A segunda indagação é da “reutilização de teorias” em outros contextos. Apesar de não deixar claro, Kelly usa a Teoria da Mandala para explicar seu checkerboard. Então, me perguntei o que seria? Comecemos com os conceitos de Kelly.
Para Kelly, na América do Sul foi importante a atuação do conceito de balança de poder, onde se tem que no momento em que um Estado decida se expandir, os outros Estados vão se rearrumar para manter o equilíbrio da balança. Isso teria sido o maior motivo para que neste subcontinente não tenha ocorrido uma guerra hegemônica regional. Assim, na história, o que marcou a América do Sul teriam sido conflitos pequenos, de curta duração, baseados em fronteira e em recursos naturais, em geral com ingerência de potência externa para sua finalização. Esse quadro foi conceituado de Checkerboard, que se revela como uma estrutura de balança de poder multipolar, na qual alianças estratégicas são formadas seguindo um padrão no qual prevalece o ditado “Meu vizinho é meu inimigo, mas o vizinho do meu vizinho é meu amigo”. É um modelo de equilíbrio no qual nenhuma força preponderante individualmente, de dentro da região, ou nenhum alinhamento teria a capacidade de controlar os outros países. O mapa do checkerboard acompanha o post.

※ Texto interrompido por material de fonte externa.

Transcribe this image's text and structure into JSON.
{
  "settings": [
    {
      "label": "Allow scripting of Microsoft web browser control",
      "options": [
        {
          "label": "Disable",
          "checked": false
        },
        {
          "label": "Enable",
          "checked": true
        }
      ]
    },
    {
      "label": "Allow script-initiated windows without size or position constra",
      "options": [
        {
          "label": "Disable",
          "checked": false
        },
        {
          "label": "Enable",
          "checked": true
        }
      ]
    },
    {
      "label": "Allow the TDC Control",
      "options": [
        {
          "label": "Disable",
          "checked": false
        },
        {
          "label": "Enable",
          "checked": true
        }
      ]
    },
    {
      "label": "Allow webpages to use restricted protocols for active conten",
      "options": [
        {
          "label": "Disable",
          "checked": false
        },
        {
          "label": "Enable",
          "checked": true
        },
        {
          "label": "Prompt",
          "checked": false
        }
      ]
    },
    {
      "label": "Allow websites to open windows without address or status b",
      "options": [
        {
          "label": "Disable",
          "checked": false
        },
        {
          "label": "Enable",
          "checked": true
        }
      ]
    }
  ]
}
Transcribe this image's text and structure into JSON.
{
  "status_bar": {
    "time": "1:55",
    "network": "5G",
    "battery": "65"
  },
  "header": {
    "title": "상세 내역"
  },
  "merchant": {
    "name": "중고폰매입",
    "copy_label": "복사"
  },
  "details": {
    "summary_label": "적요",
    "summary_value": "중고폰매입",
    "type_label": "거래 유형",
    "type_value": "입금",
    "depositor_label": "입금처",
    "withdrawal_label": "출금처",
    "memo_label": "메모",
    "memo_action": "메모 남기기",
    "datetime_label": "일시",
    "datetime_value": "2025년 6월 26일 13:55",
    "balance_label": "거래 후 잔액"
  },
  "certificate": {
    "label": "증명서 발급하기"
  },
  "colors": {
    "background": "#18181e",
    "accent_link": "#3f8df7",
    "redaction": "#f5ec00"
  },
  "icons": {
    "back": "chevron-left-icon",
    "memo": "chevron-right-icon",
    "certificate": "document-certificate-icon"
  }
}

Com relação ao termo shatterbelts, são regiões onde as rivalidades militares entre potências estrangeiras se vinculam às disputas locais e trazem a possibilidade de uma escalada de conflitos. Kelly aplica o conceito na região e explica seu uso quando visualiza momentos específicos da história da região, como o shatterbelt dos estuários do Amazonas e da Prata durante o período colonial e após a independência, que ajudou a prevenir que Brasil e Argentina estendessem seus territórios para o Pacífico, e que gerou um desenho de checkerboard, ou seja, impediu a expansão de ambos.
Ao que tudo indica, Kelly reuniu e aplicou diversos conceitos geopolíticos na América do Sul. Até aí, ok. Mas e a Mandala que ele não fala, mas coloca no mapa? Bandyopadhyaya (1993) explicando modelos de controle e conflito no sistema interestatal, nomeia cinco deles: a balança de poder e os modelos de “detenção”, que para o autor foram amplamente discutidos em todos os livros de teoria das Relações Internacionais; um modelo de corrida armamentista, de Lewis Richardson, que não é amplamente conhecido; o que chama de modelo gandhiano, não conhecido fora da Índia; e, o modelo da Mandala, conhecido apenas por especialistas. Kelly certamente conhece.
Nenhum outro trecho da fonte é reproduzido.